An arson insurance scam attempt gone tragically wrong leaves low-rent criminal Elvis Martini (Nickola Shreli) with little to hold onto besides his young daughter Lena (Ava Simony) in Cash Only. Unfortunately, he also has little to provide her despite two years having passed since the incident. Money woes mount as Albanian bookies who’ve given him the benefit of the doubt for too long seek what’s owed and the bank threatens to foreclose on his five-unit apartment complex—his only means of income (when his tenants pay). He and Lena have four weeks to procure funds before they’re on the streets so the drive to squeeze his squatters for rent intensifies until Elvis’ surveillance cameras expose how one resident is stashing more than enough cash to ease his struggle for good.
You’d think one petty criminal would know that stealing from another inevitably means the bigger, badder person behind the victim will eventually come out of the woodwork to reclaim what’s his, but Elvis only sees an relief. Suddenly he’s in debt to someone he doesn’t know and can’t predict. His head firmly placed on a swivel while the evicted tenant Rolexa (Maia Noni) is nowhere to be found, Elvis gets his gun out and waits for his worst nightmare to ensue. Dino’s (Stivi Paskoski) clock for retribution is twenty-four hours long and his fee is an even twenty-five grand. Elvis only has those he’s interacted with during the film’s first act to help. Some comply, others don’t. But he’s beyond too desperate to take “No” for an answer.
The film’s construction is an intriguing one in that its central conflict doesn’t arrive until halfway through. Everything that comes before sets up Elvis’ difficult yet manageable life while everything after exposes exactly what that life provides to escape his horror. Set in Detroit on the outskirts of the Albanian underworld, Shreli’s script (the actor took it upon himself to create a starring role when Hollywood proved ill-suited to the task) very consciously shows the bond to that world no matter how lost Elvis is within it. His cousin Agroni (Herion Mustafaraj) moans about too many favors, Pete’s (Ele Bardha) police officer in the pocket of Detroit’s Albanian godfather busts his balls, and Leka (Arian Camaj) is a deadbeat tenant. When push comes to shove, though, they have his back.
As for his “friends”—they’re a different matter. Some like Lula (Djelina Berishaj) will do anything to protect Lena. Some like basement dwelling pot grower Kush (Malik Bader, who also directs) have reason to lack the necessary trust to be on Elvis’ side. After all, this derelict landlord is hardly a good guy. Elvis is sleeping with another man’s fiancé (Danijela Stajnfeld‘s Blerta), isn’t above stealing money that’s not his, and was responsible for at least one death that we know. It doesn’t take long to realize the goodwill provided him is cultivated by the memory of his wife and the future of his daughter. Elvis himself could be left to rot without any of them really minding. He has literally earned everything coming his way.
This doesn’t mean we don’t like him, though.
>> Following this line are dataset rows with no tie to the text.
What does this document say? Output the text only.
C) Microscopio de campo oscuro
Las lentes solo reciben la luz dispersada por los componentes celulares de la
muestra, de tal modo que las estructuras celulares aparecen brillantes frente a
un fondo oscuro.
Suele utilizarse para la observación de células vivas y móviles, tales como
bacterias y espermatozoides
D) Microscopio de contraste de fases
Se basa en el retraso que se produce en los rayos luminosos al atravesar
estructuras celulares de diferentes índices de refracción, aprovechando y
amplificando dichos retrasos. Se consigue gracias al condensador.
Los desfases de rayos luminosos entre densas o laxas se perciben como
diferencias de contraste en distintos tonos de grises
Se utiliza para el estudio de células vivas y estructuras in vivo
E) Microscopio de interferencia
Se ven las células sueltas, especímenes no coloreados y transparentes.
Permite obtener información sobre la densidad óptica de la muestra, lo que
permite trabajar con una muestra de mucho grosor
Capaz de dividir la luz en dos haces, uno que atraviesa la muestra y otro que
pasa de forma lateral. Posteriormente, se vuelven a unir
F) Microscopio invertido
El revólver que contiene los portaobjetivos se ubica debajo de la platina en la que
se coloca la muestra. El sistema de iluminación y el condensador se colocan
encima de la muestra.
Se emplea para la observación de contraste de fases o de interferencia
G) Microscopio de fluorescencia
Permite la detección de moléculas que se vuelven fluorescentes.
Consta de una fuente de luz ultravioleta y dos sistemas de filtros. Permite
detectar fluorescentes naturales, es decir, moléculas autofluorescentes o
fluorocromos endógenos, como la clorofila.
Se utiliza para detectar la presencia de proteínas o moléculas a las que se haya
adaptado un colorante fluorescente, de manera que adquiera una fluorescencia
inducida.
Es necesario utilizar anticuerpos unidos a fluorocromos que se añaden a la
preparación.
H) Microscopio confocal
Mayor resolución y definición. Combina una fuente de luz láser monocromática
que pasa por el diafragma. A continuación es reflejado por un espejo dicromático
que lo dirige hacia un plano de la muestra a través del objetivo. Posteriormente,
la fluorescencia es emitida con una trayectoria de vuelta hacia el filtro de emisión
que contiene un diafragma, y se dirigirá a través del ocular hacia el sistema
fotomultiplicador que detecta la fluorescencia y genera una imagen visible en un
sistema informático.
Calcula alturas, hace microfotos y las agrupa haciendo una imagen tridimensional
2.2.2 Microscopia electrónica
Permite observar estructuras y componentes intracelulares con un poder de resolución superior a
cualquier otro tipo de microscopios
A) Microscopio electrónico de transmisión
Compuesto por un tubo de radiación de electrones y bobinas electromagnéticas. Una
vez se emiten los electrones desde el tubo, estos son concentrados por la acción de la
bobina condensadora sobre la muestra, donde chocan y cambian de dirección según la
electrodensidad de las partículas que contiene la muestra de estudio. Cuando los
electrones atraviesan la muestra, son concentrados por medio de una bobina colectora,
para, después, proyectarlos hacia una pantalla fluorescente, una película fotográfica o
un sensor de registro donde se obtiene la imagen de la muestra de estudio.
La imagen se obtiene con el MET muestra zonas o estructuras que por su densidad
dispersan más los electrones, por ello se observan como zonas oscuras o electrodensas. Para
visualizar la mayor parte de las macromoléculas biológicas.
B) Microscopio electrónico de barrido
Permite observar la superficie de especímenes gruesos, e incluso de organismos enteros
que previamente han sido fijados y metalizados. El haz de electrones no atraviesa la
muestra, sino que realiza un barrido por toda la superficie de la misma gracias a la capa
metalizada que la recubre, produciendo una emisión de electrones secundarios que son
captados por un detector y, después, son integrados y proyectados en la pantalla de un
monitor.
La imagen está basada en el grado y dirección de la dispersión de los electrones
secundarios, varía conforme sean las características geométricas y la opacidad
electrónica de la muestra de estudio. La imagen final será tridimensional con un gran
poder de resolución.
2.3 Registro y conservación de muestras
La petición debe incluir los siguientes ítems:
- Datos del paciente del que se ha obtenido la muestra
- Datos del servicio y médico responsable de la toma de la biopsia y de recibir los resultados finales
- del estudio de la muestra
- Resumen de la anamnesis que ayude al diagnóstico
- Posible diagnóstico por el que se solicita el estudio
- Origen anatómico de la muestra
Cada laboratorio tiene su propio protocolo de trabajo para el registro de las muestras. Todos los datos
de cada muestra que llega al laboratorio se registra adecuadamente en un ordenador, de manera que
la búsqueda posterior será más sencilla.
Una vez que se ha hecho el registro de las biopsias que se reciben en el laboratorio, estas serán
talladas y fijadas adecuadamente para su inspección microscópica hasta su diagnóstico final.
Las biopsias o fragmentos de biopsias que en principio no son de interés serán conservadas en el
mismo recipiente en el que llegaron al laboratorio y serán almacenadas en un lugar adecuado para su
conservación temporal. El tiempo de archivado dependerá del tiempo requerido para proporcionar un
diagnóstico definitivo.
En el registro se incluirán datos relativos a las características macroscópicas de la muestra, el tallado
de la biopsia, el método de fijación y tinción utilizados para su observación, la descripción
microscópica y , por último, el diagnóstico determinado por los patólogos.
He’s charismatic, has a good heart when given the opportunity, and tries in his own inefficient idea of work ethic. We should despise him for what he’s done, but Lena needs a father and by extension we hope he’ll come around. Because his actions aren’t easy to forget, consequences are unavoidable when things go sideways enough for him to turn to those he may not have treated especially well in the past. The irony of the whole situation is that he must become a sleazebag to do right. He has to con a slew of unsuspecting strangers while simultaneously hitting rock bottom to prove Lena is all that matters. He’ll die as long as her safety is secured.
It’s a role full of guilt, vulnerability, and rage. Shreli embodies Elvis’ penchant for screwing up and letting his guard down at the very moment he can’t. There is compassion inside him, but sometimes survival instincts kick in so he can do what his heart knows is wrong. He’s far from the sharpest tool in the shed considering what got him in this predicament, but he knows the streets and his boundaries as far as doing bad things for good reasons. Mistakes are made and the ensuing chaos continuously spirals out of control, but we align ourselves to his cause and support his deceit to succeed. He’s far from a hero and honestly doesn’t have to be breathing by the end; he just has to protect Lena.
The whole is dark in reaching this goal with good reason thanks to the environment Shreli and Bader play in, but there’s enough humor to keep things from becoming too dire. Much of this is a result of Bader’s wildly unpredictable Kush and Mustafaraj’s old school Agroni simply wanting to be left alone. Elvis knows exactly how to rile both up (the latter with the help of Daniel Ross‘ Chad) for authentic laughter. Even Paskoski joins the fun with a malicious performance oozing psychopathic cliché seen from countless other gangster flicks before going completely off the reservation for a blood-filled climax able to taint even the happiest of potential endings. This is kind of Cash Only in a nutshell: familiar yet effective, straightforward yet unapologetic.
Cash Only hits VOD and select theaters on Friday, May 13th.